Last night we had another pointless and endlessly circling screaming match - the type our relationship has been plagued with since my teenage years (now more than twenty years behind me) - in which I begged her to please, please just accept that our relationship is broken and unhealthy and we need to both make some effort to repair it.

My little brother has a baby on the way with his beautiful young wife and I couldn’t be more proud of him. But I can’t let another child grow up in a house full of anger, resentment and pain. I know they will make great, loving parents but I am afraid of the way my mother might behave as a grandma and I’m terrified of our inability to get along exploding out into this new life which deserves all the love, attention and care I never got from her.

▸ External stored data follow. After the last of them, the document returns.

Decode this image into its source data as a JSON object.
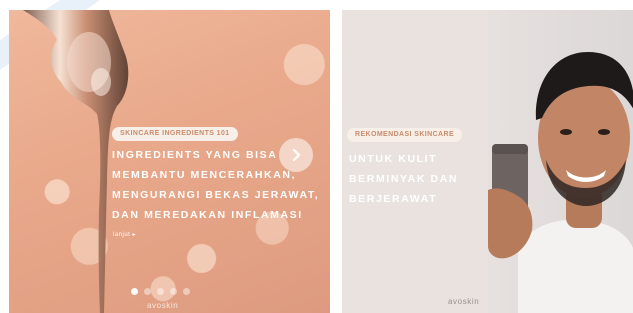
{
  "slides": [
    {
      "badge": "SKINCARE INGREDIENTS 101",
      "headline_lines": [
        "INGREDIENTS YANG BISA",
        "MEMBANTU MENCERAHKAN,",
        "MENGURANGI BEKAS JERAWAT,",
        "DAN MEREDAKAN INFLAMASI"
      ],
      "link_text": "lanjut ▸",
      "brand": "avoskin",
      "image_subject": "serum-drip"
    },
    {
      "badge": "REKOMENDASI SKINCARE",
      "headline_lines": [
        "UNTUK KULIT",
        "BERMINYAK DAN",
        "BERJERAWAT"
      ],
      "brand": "avoskin",
      "image_subject": "man-holding-product"
    }
  ],
  "carousel": {
    "dot_count": 5,
    "active_dot": 1,
    "next_icon": "chevron-right-icon"
  },
  "colors": {
    "peach_bg": "#e9a98b",
    "badge_bg": "#f7efe8",
    "badge_text": "#c98c6c",
    "right_bg": "#e9e2df"
  }
}
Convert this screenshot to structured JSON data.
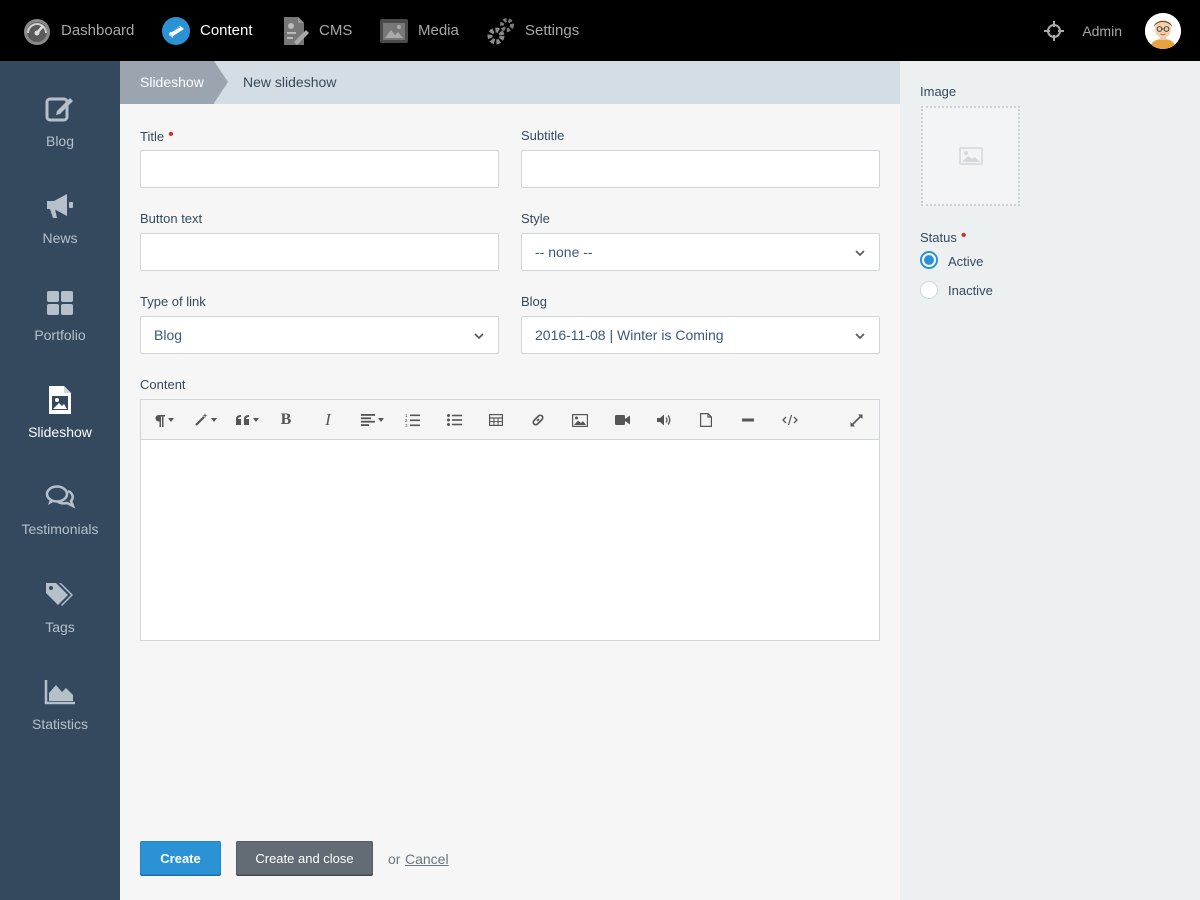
{
  "topnav": {
    "items": [
      {
        "label": "Dashboard",
        "icon": "speedometer-icon"
      },
      {
        "label": "Content",
        "icon": "content-icon",
        "active": true
      },
      {
        "label": "CMS",
        "icon": "cms-icon"
      },
      {
        "label": "Media",
        "icon": "media-icon"
      },
      {
        "label": "Settings",
        "icon": "gears-icon"
      }
    ],
    "admin_label": "Admin",
    "accent": "#2b93d5"
  },
  "sidebar": {
    "items": [
      {
        "label": "Blog",
        "icon": "edit-icon"
      },
      {
        "label": "News",
        "icon": "megaphone-icon"
      },
      {
        "label": "Portfolio",
        "icon": "grid-icon"
      },
      {
        "label": "Slideshow",
        "icon": "image-file-icon",
        "active": true
      },
      {
        "label": "Testimonials",
        "icon": "comments-icon"
      },
      {
        "label": "Tags",
        "icon": "tags-icon"
      },
      {
        "label": "Statistics",
        "icon": "area-chart-icon"
      }
    ]
  },
  "breadcrumb": {
    "parent": "Slideshow",
    "current": "New slideshow"
  },
  "form": {
    "title_label": "Title",
    "title_value": "",
    "subtitle_label": "Subtitle",
    "subtitle_value": "",
    "button_text_label": "Button text",
    "button_text_value": "",
    "style_label": "Style",
    "style_value": "-- none --",
    "type_of_link_label": "Type of link",
    "type_of_link_value": "Blog",
    "blog_label": "Blog",
    "blog_value": "2016-11-08 | Winter is Coming",
    "content_label": "Content"
  },
  "editor_toolbar": [
    "paragraph-icon",
    "magic-wand-icon",
    "quote-icon",
    "bold-icon",
    "italic-icon",
    "align-icon",
    "ordered-list-icon",
    "unordered-list-icon",
    "table-icon",
    "link-icon",
    "picture-icon",
    "video-icon",
    "audio-icon",
    "file-icon",
    "horizontal-rule-icon",
    "code-icon",
    "fullscreen-icon"
  ],
  "actions": {
    "create_label": "Create",
    "create_close_label": "Create and close",
    "or_text": "or",
    "cancel_label": "Cancel"
  },
  "right_panel": {
    "image_label": "Image",
    "status_label": "Status",
    "status_options": [
      {
        "label": "Active",
        "checked": true
      },
      {
        "label": "Inactive",
        "checked": false
      }
    ]
  }
}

That will be hard too; if she does turn herself around, realize she hurt me and my brothers irreparably and strive not to make the same mistakes with her grandchild. I know it will be hard to see the love I’ve needed all my life heaped on another but I will never, ever spite them for it if they are lucky enough to melt her cold and distant heart.

I have noticed an overall change in mood and positive thinking since I started taking Lexapro yesterday; even my frequently dark thoughts of self loathing and self harm have started to diminish and maybe even fade out a little bit, although I can feel the anger and sadness underneath it all if I scratch around the surface of my mind too much.

My drive to learn, write, work and even be creative seems to be returning.

I’m not sure if these are placebo effects as a result of a decision to finally do something about my fucked up life and mental state but as it stands I’ll take it. I’ve wanted to feel better for so long even this slight improvement has me feeling I am headed in the right direction.